Helen Bould, a Specialty Training Registrar in Child and Adolescent Psychiatry at the North Bristol NHS Trust at the time, had been trying to pursue research in this area but had been limited in what she could do by having to fit her academic ambitions around clinical commitments and training.
The EBI Clinical Primer scheme, designed to help clinical graduates to experience life as a researcher, enabled Helen to fully immerse herself into research and progress this programme of work. Helen spent her Clinical Primer period at the School of Social and Community Medicine, University of Bristol, in the group of Dr Jonathan Evans.
She studied data from Sweden on the number of newly-diagnosed eating disorders in girls born in Stockholm in 1984-1995, and on the schools they went to, to find out whether eating disorders are more common in some high schools (schools for 15-18 year olds) than others.
Results of her studies showed that there are differences between schools in the number of students with eating disorders. Schools with higher proportions of female students, or higher proportions of highly educated parents, had higher rates of eating disorders. Differences between schools remained after taking into account the characteristics of individual students, making it likely that they are due either to differences in school cultures or to eating disorders being contagious.

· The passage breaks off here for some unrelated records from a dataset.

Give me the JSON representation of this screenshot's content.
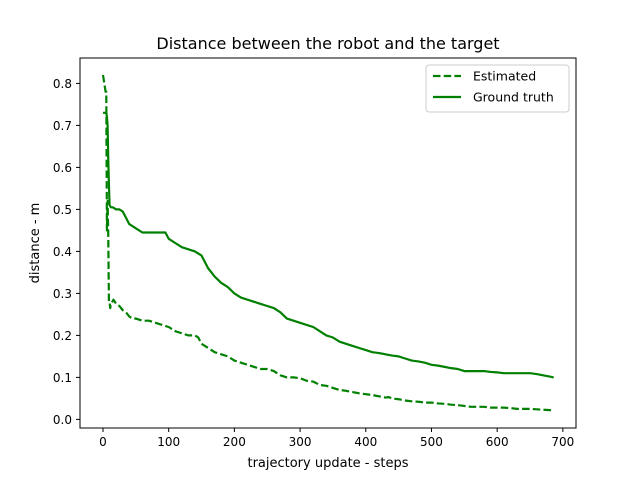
{
  "chart_data": {
    "type": "line",
    "title": "Distance between the robot and the target",
    "xlabel": "trajectory update - steps",
    "ylabel": "distance - m",
    "xlim": [
      -35,
      720
    ],
    "ylim": [
      -0.0205,
      0.8605
    ],
    "xticks": [
      0,
      100,
      200,
      300,
      400,
      500,
      600,
      700
    ],
    "yticks": [
      0.0,
      0.1,
      0.2,
      0.3,
      0.4,
      0.5,
      0.6,
      0.7,
      0.8
    ],
    "xtick_labels": [
      "0",
      "100",
      "200",
      "300",
      "400",
      "500",
      "600",
      "700"
    ],
    "ytick_labels": [
      "0.0",
      "0.1",
      "0.2",
      "0.3",
      "0.4",
      "0.5",
      "0.6",
      "0.7",
      "0.8"
    ],
    "grid": false,
    "legend_position": "top-right",
    "series": [
      {
        "name": "Estimated",
        "color": "#008000",
        "style": "dashed",
        "x": [
          0,
          3,
          4,
          5,
          6,
          7,
          8,
          9,
          10,
          11,
          12,
          14,
          16,
          18,
          20,
          25,
          30,
          35,
          40,
          45,
          50,
          60,
          70,
          80,
          90,
          100,
          110,
          120,
          130,
          140,
          145,
          150,
          160,
          170,
          180,
          190,
          200,
          210,
          220,
          230,
          240,
          250,
          260,
          270,
          280,
          290,
          300,
          310,
          320,
          330,
          340,
          350,
          360,
          370,
          380,
          390,
          400,
          410,
          420,
          430,
          435,
          440,
          450,
          460,
          470,
          480,
          490,
          500,
          510,
          520,
          530,
          540,
          550,
          560,
          570,
          580,
          590,
          600,
          610,
          620,
          630,
          640,
          650,
          660,
          670,
          680,
          686
        ],
        "y": [
          0.82,
          0.79,
          0.78,
          0.78,
          0.45,
          0.52,
          0.44,
          0.28,
          0.28,
          0.265,
          0.275,
          0.28,
          0.285,
          0.28,
          0.275,
          0.27,
          0.26,
          0.255,
          0.245,
          0.24,
          0.24,
          0.235,
          0.235,
          0.23,
          0.225,
          0.22,
          0.21,
          0.205,
          0.2,
          0.2,
          0.195,
          0.18,
          0.17,
          0.16,
          0.155,
          0.15,
          0.14,
          0.135,
          0.13,
          0.125,
          0.12,
          0.12,
          0.115,
          0.105,
          0.1,
          0.1,
          0.098,
          0.092,
          0.09,
          0.082,
          0.08,
          0.075,
          0.07,
          0.068,
          0.065,
          0.062,
          0.06,
          0.058,
          0.055,
          0.052,
          0.053,
          0.05,
          0.048,
          0.045,
          0.043,
          0.042,
          0.04,
          0.04,
          0.038,
          0.037,
          0.035,
          0.034,
          0.032,
          0.03,
          0.03,
          0.03,
          0.028,
          0.028,
          0.028,
          0.027,
          0.025,
          0.025,
          0.025,
          0.024,
          0.023,
          0.022,
          0.022
        ]
      },
      {
        "name": "Ground truth",
        "color": "#008000",
        "style": "solid",
        "x": [
          0,
          5,
          6,
          7,
          8,
          9,
          10,
          12,
          15,
          20,
          25,
          30,
          35,
          40,
          45,
          50,
          60,
          70,
          80,
          90,
          95,
          100,
          110,
          120,
          130,
          140,
          150,
          160,
          170,
          180,
          190,
          200,
          210,
          220,
          230,
          240,
          250,
          260,
          270,
          280,
          290,
          300,
          310,
          320,
          330,
          340,
          350,
          360,
          370,
          380,
          390,
          400,
          410,
          420,
          430,
          440,
          450,
          460,
          470,
          480,
          490,
          500,
          510,
          520,
          530,
          540,
          550,
          560,
          570,
          580,
          590,
          600,
          610,
          620,
          630,
          640,
          650,
          660,
          670,
          680,
          686
        ],
        "y": [
          0.73,
          0.73,
          0.72,
          0.7,
          0.62,
          0.56,
          0.51,
          0.505,
          0.505,
          0.5,
          0.5,
          0.495,
          0.48,
          0.465,
          0.46,
          0.455,
          0.445,
          0.445,
          0.445,
          0.445,
          0.445,
          0.43,
          0.42,
          0.41,
          0.405,
          0.4,
          0.39,
          0.36,
          0.34,
          0.325,
          0.315,
          0.3,
          0.29,
          0.285,
          0.28,
          0.275,
          0.27,
          0.265,
          0.255,
          0.24,
          0.235,
          0.23,
          0.225,
          0.22,
          0.21,
          0.2,
          0.195,
          0.185,
          0.18,
          0.175,
          0.17,
          0.165,
          0.16,
          0.158,
          0.155,
          0.152,
          0.15,
          0.145,
          0.14,
          0.138,
          0.135,
          0.13,
          0.128,
          0.125,
          0.122,
          0.12,
          0.115,
          0.115,
          0.115,
          0.115,
          0.113,
          0.112,
          0.11,
          0.11,
          0.11,
          0.11,
          0.11,
          0.108,
          0.105,
          0.102,
          0.1
        ]
      }
    ]
  }
}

This is potentially helpful for clinicians in identifying schools where young people are at high risk of developing eating disorders, and also suggests that researchers should try to design interventions for these schools in order to reduce the risk of girls developing eating disorders. Helen has presented her findings at the European Society for Child and Adolescent Psychiatry Congress 2015 and her paper 'The influence of school on whether girls develop eating disorders' describing this work has been published in the International Journal of Epidemiology.
Having completed her Clinical Primer period, Helen went on to do a DPhil in Clinical Medicine at Oxford University where she is studying whether it is possible to design simple computer tasks to help adolescent girls feel more positive about their bodies, with the aim of designing new interventions to prevent and treat eating disorders.